Shotley Hall is a Grade II* listed historic mansion in Shotley Low Quarter, Northumberland, England. It was designed in the Gothic Revival architectural style by Edward Robert Robson, and its construction was completed in 1863.

==History==
The nearby places of High and Low Waskerley were listed as part of the lands of Hugh de Bolbec on his death in 1262 (not to be confused with the Wakserley over the border in Country Durham). By 1313 the land was held by Walter de Huntercombe on his death and then passed into the king's hands while the lands were disputed between John De Lancsater and Ralph fitz William. In 1549 the chapel of Shotley and associated lands, including Waskerley, were granted to Sir Thomas Gargrave, of North Emsall, Yorkshire, and to William Adamson.
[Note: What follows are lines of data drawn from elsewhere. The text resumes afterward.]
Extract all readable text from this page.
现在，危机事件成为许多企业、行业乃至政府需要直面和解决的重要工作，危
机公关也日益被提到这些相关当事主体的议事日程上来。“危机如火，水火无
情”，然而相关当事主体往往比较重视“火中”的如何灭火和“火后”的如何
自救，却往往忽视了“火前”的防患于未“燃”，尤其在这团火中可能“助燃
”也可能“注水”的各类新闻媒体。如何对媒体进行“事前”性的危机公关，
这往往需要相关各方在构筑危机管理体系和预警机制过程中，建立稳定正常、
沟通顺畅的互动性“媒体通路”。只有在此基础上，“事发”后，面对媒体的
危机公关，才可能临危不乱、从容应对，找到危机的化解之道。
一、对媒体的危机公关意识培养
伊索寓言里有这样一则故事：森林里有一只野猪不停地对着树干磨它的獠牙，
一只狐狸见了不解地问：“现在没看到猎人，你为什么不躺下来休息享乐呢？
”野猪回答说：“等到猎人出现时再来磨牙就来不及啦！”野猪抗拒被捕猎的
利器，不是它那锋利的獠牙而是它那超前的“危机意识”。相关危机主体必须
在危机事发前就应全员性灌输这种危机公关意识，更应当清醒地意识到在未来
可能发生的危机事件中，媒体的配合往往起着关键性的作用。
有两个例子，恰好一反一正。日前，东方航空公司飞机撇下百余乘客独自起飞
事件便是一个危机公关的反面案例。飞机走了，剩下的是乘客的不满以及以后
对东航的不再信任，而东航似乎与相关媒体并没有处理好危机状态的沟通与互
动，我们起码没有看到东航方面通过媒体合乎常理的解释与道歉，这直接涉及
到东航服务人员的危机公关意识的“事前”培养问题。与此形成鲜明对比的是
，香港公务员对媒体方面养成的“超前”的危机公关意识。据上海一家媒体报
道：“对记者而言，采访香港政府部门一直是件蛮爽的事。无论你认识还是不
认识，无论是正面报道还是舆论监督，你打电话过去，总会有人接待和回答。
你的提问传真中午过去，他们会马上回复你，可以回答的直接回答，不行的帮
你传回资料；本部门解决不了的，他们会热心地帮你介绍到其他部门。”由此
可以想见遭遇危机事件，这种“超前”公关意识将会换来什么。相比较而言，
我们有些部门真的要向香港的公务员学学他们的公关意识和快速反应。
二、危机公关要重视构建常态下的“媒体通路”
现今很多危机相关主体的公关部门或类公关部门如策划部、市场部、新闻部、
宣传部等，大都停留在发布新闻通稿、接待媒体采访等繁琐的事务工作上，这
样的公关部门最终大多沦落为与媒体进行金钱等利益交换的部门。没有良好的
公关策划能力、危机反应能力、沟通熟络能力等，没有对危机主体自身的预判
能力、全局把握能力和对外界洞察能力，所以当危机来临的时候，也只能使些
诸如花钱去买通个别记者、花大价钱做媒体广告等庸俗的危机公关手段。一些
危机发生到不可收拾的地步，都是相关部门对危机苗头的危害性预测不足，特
The 1663 Book of Rates for Shotley listed the owner as Thomas Mills (listed under "Warscally or Waskerley").

During most of the 18th century the Andrews family of Shotley Hall owned the area eventually selling to the banker Arthur Mowbray of Durham in 1800 who sold off the lands in 1815. For the remainder of the century and until 1916 it belonged to the same owner as Shotley Hall, namely the Wilson and Walton-Wilson family, which included the architect John Wilson Walton-Wilson.